Improving Confidence and Public Dealing
Whether you are looking to improve your public speaking skills or wish to improve your dealing with other people in your industry, overcoming the Dunning–Kruger effect through objective thinking can be quite helpful. If you’re open to new ideas and accepting your mistake, you can easily improve your arguments and know when not to argue. Whether you want to present your point of view with commitment during a PowerPoint presentation or wish to be better in dealing with clients, vendors, colleagues and bosses, you can see a marked improvement by checking your facts, avoiding ignorance on important topics and being patient in understanding other people.
Overcoming Hurdles and Climbing the Career Ladder
Many people are quickly promoted on past performance, only to find out that they are not suited for the promotion. A salesperson might be great at selling a product and might be made a manager after a year of success. Only to find out that he/she was not very good at managing a sales team. This is called the Peter Principle. Once someone suffers from the Peter Principle, the Dunning–Kruger effect is not far away. One can have an inflated view of one’s competence in the wake of authority and charming complements by subordinates looking to get on the good side of the boss. Even if you end up suffering from the Peter Principle, you can critically analyze your situation and try to improve your skills to better manage the new job. Whether you require seeking advice, opting for a training or require a more competent subordinate to do some of the heavy lifting, you can avoid the Dunning–Kruger effect by understanding what you know and what you do not.
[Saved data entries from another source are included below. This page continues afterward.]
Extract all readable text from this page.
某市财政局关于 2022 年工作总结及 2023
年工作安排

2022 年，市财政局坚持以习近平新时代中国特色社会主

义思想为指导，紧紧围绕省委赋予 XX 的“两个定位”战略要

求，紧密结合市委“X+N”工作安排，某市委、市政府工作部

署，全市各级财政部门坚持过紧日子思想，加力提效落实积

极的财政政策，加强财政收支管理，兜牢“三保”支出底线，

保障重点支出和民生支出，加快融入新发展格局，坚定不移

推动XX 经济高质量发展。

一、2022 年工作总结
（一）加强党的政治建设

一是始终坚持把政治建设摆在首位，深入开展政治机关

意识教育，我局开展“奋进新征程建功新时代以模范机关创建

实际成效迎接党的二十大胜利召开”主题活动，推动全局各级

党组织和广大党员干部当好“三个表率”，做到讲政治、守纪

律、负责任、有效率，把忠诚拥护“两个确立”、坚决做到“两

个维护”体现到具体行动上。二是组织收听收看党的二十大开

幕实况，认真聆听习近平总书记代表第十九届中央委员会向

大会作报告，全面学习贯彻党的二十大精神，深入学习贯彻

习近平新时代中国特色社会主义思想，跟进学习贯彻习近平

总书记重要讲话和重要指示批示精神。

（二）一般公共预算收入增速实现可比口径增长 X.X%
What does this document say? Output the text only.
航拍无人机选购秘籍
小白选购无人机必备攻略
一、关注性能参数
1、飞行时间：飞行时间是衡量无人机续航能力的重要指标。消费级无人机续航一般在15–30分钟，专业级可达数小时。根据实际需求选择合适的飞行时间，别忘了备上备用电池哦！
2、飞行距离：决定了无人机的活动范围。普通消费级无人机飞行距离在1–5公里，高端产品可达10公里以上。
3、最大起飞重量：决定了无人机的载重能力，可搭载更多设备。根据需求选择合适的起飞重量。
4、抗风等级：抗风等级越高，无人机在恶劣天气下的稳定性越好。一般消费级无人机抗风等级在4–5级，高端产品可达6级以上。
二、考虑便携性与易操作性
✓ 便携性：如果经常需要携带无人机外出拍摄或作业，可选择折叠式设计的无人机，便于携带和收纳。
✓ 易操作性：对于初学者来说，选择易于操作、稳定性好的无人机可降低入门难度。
Preventing Miscalculated Decisions in Personal Life
The Dunning–Kruger effect can affect you even at a very personal level. You might have seen many couples fighting over something going wrong because of bad decision making. You might have even made such a mistake yourself. If you’re not good at fixing a leaked pipe, don’t try to do it yourself thinking you are great at it since you might end up making the leak worse. Similarly, if you’re not great at managing finances, why not let your significant other take charge of household financial decisions? Many people end up overestimating their competence, leading to a financial, social or emotional crisis in their personal life.
The Dunning–Kruger effect gives us a distorted perception of our own abilities. In the wake of information overload, many people have become susceptible to believing that they know about a subject simply by going through a Wikipedia page or watching a YouTube video. Not only is the available information online unreliable in many cases but is usually also subject to much debate. Not knowing about the discussion holistically, one can easy fall prey to the Dunning–Kruger effect, which we can avoid by being more considerate of facts. As Robin Sharma said, ‘I thought I knew a lot, until I learned a little’.